Essa mesma consciência de ser
especial acompanhou Toole ao longo de sua vida, como pano de fundo do
permanente cabo de guerra com sua mãe que acabou podando seu brilhantismo
intelectual (na mesma medida que a difícil convivência com sua condição sexual,
que nunca chegou a aceitar completamente). Como todos os outros aspectos
da vida do filho, Telma Toole também condicionava seu processo
criativo. Sua carreira deu-lhe a oportunidade de romper temporariamente
com esse círculo vicioso, primeiro concluindo a pós-graduação na Universidade
de Columbia, em Nova York, e depois trabalhando como assistente no departamento
de inglês da Universidade de Lafayette, a quase 200 quilômetros de sua casa.
Voltar para Nova York sempre foi a
aspiração de Toole. Passou muitos momentos felizes com Ruth Kathmann,
amiga e colega de classe com quem manteve por algum tempo uma espécie de namoro
platônico que talvez se tenha projetado na relação que Ignatius mantém no
romance com a inefável Myrna Minkoff, uma beatnik do
Bronx que põe à prova a sua paciência e a rigidez das suas convicções
escolares.
Também longe de casa, durante
os dois anos de serviço militar em Porto Rico, ocorreu a preparação
de Uma confraria de tolos. O romance seria seu salvo-conduto
para outra vida. Quando sua tentativa de o publicar falhou, o desespero tomou
conta e Toole mergulhou em uma espiral depressiva movida pelo álcool.

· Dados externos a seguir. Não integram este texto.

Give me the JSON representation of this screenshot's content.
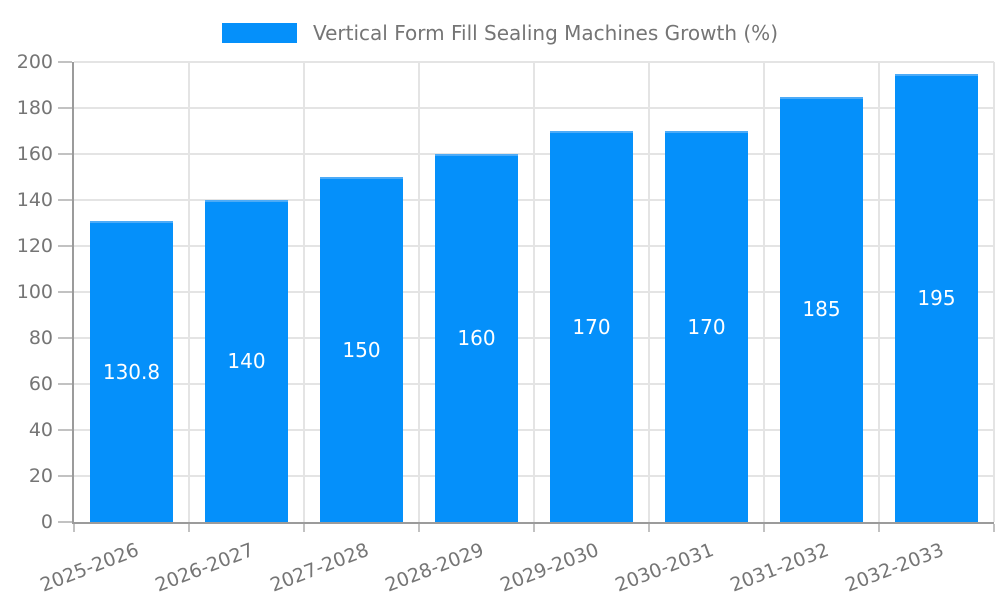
{
  "chart_data": {
    "type": "bar",
    "title": "Vertical Form Fill Sealing Machines Growth (%)",
    "categories": [
      "2025-2026",
      "2026-2027",
      "2027-2028",
      "2028-2029",
      "2029-2030",
      "2030-2031",
      "2031-2032",
      "2032-2033"
    ],
    "values": [
      130.8,
      140,
      150,
      160,
      170,
      170,
      185,
      195
    ],
    "value_labels": [
      "130.8",
      "140",
      "150",
      "160",
      "170",
      "170",
      "185",
      "195"
    ],
    "xlabel": "",
    "ylabel": "",
    "ylim": [
      0,
      200
    ],
    "y_tick_step": 20,
    "y_tick_labels": [
      "0",
      "20",
      "40",
      "60",
      "80",
      "100",
      "120",
      "140",
      "160",
      "180",
      "200"
    ],
    "grid": true,
    "legend_position": "top",
    "colors": {
      "bar": "#0590fa",
      "bar_top_edge": "#4dabf7",
      "axis": "#9b9b9b",
      "gridline": "#e4e4e4",
      "tick": "#c2c2c2",
      "text": "#757575",
      "value_label": "#ffffff"
    }
  }
}
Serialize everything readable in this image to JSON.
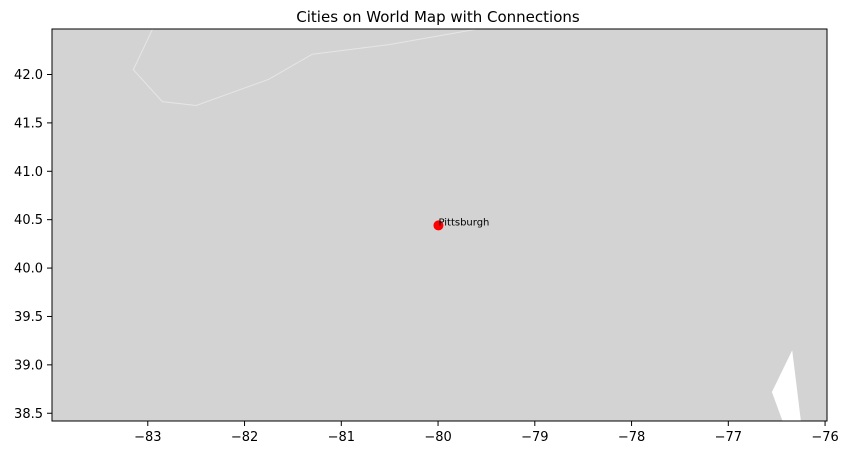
{
  "chart_data": {
    "type": "scatter",
    "title": "Cities on World Map with Connections",
    "xlabel": "",
    "ylabel": "",
    "xlim": [
      -83.99,
      -75.98
    ],
    "ylim": [
      38.42,
      42.47
    ],
    "x_ticks": [
      -83,
      -82,
      -81,
      -80,
      -79,
      -78,
      -77,
      -76
    ],
    "x_tick_labels": [
      "−83",
      "−82",
      "−81",
      "−80",
      "−79",
      "−78",
      "−77",
      "−76"
    ],
    "y_ticks": [
      38.5,
      39.0,
      39.5,
      40.0,
      40.5,
      41.0,
      41.5,
      42.0
    ],
    "y_tick_labels": [
      "38.5",
      "39.0",
      "39.5",
      "40.0",
      "40.5",
      "41.0",
      "41.5",
      "42.0"
    ],
    "grid": false,
    "colors": {
      "land": "#d3d3d3",
      "water": "#ffffff",
      "boundary": "#e6e6e6",
      "city_marker": "#ff0000"
    },
    "cities": [
      {
        "name": "Pittsburgh",
        "lon": -79.9959,
        "lat": 40.4406
      }
    ],
    "geo_features": {
      "lake_erie_shore": [
        [
          -82.95,
          42.47
        ],
        [
          -83.15,
          42.05
        ],
        [
          -82.85,
          41.72
        ],
        [
          -82.5,
          41.68
        ],
        [
          -81.75,
          41.95
        ],
        [
          -81.3,
          42.21
        ],
        [
          -80.5,
          42.31
        ],
        [
          -79.7,
          42.45
        ],
        [
          -79.6,
          42.47
        ]
      ],
      "chesapeake_water": [
        [
          -76.34,
          39.15
        ],
        [
          -76.55,
          38.72
        ],
        [
          -76.44,
          38.42
        ],
        [
          -76.25,
          38.42
        ]
      ]
    }
  }
}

“Passei por um verdadeiro inferno
(…). Por que você saiu da minha vida, garota? Seu novo penteado é
fascinante e cosmopolita. O cheiro de fuligem e carvão em seu cabelo me
estimula e me fala sobre o ritmo trepidante do Bronx. Devemos partir
imediatamente. Devo ir para Manhattan para florescer.” No final
de Uma confraria de tolos, Ignatius recebe exultante a aparição
inesperada de Minkoff, que chega providencial para resgatá-lo de seu atolado
ambiente para começar uma nova vida longe de Nova Orleans. “Eu sabia que
mais cedo ou mais tarde você teria que sair daqui para preservar sua sanidade”,
ela responde. Toole não teve ou não quis ter a mesma fortuna de seu disparatado
personagem, finalmente redimido.
Adoração romântica a Chatterton
O infortúnio reiterado e o
desfecho trágico e precipitado de sua vida conectam Toole com o que talvez seja
o primeiro, de um ponto de vista romântico, e mais influente suicida da
história da literatura. Em 24 de agosto de 1770, três meses antes de
seu aniversário de 18 anos, Thomas Chatterton ingeriu uma dose letal de
arsênico num sótão londrino que ocupava há alguns meses da chegada de sua
Bristol natal para conquistar o mundo graças a um talento e orgulho sobrenaturais,
que ele demonstrou ao inventar um poeta primorosamente medieval chamado Rowley,
com quem seduziu e enganou estudiosos e poetas. Uma crise que parecia
insolúvel na mesquinha cena literária de Londres o empurrou pelo meio do
caminho para lugar nenhum. A intensidade vital e o final azarado de
Chatterton instituíram o culto romântico do herói trágico pronto para tudo, até
mesmo a destruição, para se afirmar contra um mundo medíocre.
Assim, entre Chatterton e
Toole é possível traçar uma história do suicídio literário encontra seu momento
estelar e substancial no romantismo, mas que desde então se assimilará à arte
em geral e à literatura em particular. Para percorrer este mundo de trevas
biográficas e literárias, encontramos um roteiro excepcional em The
Savage God, um livro do escritor e crítico britânico Al Alvarez publicado
originalmente em 1972. O próprio Alvarez tentou suicídio na mesma idade de
Toole, 31 anos, em 1961. Como crítico de poesia do jornal londrino The
Observer manteve um contato direto durante as décadas de 1950 e 1960
com os poetas da época, entre eles Sylvia Plath, com quem travou relativa
amizade.
Plath cometeu suicídio em 11 de
fevereiro de 1963, em seu apartamento em Londres. Enfiou a cabeça no forno
a gás enquanto seus filhos Frieda e Nicholas dormiam. Precisamente no
dia 23 de março de 2009, Fiedra, também poeta, anunciava o suicídio de seu
irmão. Nicholas, um biólogo marinho de 47 anos sem vocação literária
conhecida, apareceu enforcado em sua casa no Alasca em 16 de março,
reabrindo o debate sobre a natureza hereditária ou imitativa do comportamento
suicida e, mais uma vez, trazendo a figura de Plath o centro dos interesses,
convertida em exemplo de escritora sofredora que faz de seus sofrimentos
matéria-prima para a alta criação. O conhecimento da obra e da personalidade de
Plath e sua própria experiência suicida ajudaram Alvarez na hora de investigar
os mecanismos que entram em ação quando uma pessoa toma a decisão de atentar
contra sua vida e, mais especificamente, o significado do suicídio na
literatura, um campo em que teve, segundo Alvarez, um número
extraordinariamente alto de vítimas no o século XX.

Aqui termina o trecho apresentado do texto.